Ветер гулял по салону, поддувая под ноги и почему – то с особой силой нажимая на затылок. Но окно закрывать нельзя. Печка на холостых оборотах грела не слишком сильно. Нелли повернула выключатель на третью позицию. Не очень шумно? И кутаясь в зимнюю куртку, стараясь хотя бы одной стороной лица поглубже завернуться в шиншилловый ободок воротника, планировала – как вернусь домой, надо первым делом чаю с малиной попить – простужаться мне сейчас нипочем нельзя.

Мальчишек же холод не беспокоил совершенно. Они о чем-то громко заспорили и Нелли напрягла слух.

Чего ты к нему привязался? – басил кто-то из мальчиков – ну и голосок у ребенка…

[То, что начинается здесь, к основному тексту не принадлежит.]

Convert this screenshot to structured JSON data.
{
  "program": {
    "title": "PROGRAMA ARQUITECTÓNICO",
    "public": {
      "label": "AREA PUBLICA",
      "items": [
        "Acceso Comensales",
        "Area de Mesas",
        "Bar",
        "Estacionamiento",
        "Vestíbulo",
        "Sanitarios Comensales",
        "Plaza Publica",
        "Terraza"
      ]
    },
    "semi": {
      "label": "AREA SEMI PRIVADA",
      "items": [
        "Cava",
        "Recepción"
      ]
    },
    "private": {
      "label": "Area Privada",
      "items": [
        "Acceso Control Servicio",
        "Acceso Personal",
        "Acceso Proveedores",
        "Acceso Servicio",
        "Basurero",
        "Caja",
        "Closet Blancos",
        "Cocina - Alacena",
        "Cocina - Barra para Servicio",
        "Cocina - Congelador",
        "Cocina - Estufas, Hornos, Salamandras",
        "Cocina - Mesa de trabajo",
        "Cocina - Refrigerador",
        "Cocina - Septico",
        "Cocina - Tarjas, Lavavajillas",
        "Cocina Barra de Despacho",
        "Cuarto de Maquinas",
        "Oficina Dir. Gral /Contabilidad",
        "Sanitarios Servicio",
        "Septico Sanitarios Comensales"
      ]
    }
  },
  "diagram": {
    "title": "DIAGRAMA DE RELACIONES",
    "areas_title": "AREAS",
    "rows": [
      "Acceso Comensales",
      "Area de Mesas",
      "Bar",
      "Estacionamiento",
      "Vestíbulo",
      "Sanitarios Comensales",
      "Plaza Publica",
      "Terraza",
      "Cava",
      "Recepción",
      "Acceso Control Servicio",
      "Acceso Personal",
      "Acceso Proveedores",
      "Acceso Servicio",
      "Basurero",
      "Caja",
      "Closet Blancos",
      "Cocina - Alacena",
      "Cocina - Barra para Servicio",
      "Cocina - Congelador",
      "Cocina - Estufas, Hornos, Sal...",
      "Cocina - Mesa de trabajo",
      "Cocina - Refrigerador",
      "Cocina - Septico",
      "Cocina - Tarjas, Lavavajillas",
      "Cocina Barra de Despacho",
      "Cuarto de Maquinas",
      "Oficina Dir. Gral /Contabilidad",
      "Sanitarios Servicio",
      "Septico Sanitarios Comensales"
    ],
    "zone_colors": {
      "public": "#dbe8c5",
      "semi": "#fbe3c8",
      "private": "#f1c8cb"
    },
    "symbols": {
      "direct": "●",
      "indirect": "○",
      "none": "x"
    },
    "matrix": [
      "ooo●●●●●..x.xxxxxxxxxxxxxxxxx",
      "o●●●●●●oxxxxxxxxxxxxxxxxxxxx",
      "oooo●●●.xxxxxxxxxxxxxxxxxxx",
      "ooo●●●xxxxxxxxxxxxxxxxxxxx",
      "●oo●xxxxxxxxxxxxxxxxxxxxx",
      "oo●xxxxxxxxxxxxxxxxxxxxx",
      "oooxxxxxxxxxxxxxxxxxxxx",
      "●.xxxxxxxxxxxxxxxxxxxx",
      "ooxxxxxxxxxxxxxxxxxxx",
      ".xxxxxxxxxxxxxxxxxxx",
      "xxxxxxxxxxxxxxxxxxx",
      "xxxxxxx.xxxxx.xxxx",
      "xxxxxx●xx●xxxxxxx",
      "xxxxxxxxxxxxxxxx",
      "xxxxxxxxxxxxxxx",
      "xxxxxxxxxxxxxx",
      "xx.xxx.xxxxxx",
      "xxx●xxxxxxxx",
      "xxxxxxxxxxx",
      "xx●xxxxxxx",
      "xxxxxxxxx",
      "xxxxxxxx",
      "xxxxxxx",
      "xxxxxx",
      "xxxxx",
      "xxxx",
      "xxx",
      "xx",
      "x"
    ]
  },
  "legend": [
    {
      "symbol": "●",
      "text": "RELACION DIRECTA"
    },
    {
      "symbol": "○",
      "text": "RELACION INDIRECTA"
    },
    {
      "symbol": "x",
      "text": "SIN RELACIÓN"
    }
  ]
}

Тайны, тайны, да какие там тайны? Ты что, все еще в сказки веришь? И глуша чей-то более тихий голос, продолжал – тебе все звуки те покою не дают, когда официант пропал, да мало ли там кто чего где делал. Может, Верка соседка благоверного своего за пьянку мокрым бельем по мордасам лупила, а ты уж завернул – невесть чего. Если бы немец звуками убивал, мы бы их, небось услышали, когда дядя Казимир внутрь дома воевать ходил. По твоему – его тоже немец незаметно грохнул. Но в тот раз никакого мокрого шлепанья никто не слыхал. Да, ну, не так уж мы и шумели….И снова – ну, да, твой Мадьяров… с ним только разговоры разговаривать, по нему самому тюрьма плачет. Если хочешь приколоть, давай лучше этого Мадьярова найдем, повяжем и в милицию снесем. Ефимов небось, обалдеет! Он не поймал, а мы – нате на блюдечке. Вот это – в масть. В городе, нас тогда, небось, все зауважают и даже директриса отвяжется, а уж училки точно больше ни одной пары ни в жисть не поставят – не посмеют. Ну, как тебе это?… Ага – кажется. Во, во – я и говорю. Может немец твой тоже неизвестно кто, только нет на него ничего, иначе, Ефимов у него давно поселился бы, а то вон ни разу и не допрашивал – об этом весь город знает. Да и прочесали мы у него двор – то уже, нету там ни рожна.

Двор – не дом… Последнюю фразу Нелли услышала отчетливо и голос узнала. Пауза тянулась. Детский бас больше не спорил… Холодный ветер забрался сначала под одежду, потом под кожу – у Нелли все внутри заледенело. То ли от сквозняка, то ли от последних Феденькиных слов. Не до конца продумав свои действия, Нелли рванула передачу, взвизгнула покрышками и почти одновременно – врубила дальний свет. Она подлетела к скамейке, взревев покрышками, развернула машину немного боком, стараясь поймать всю компанию в свет фар.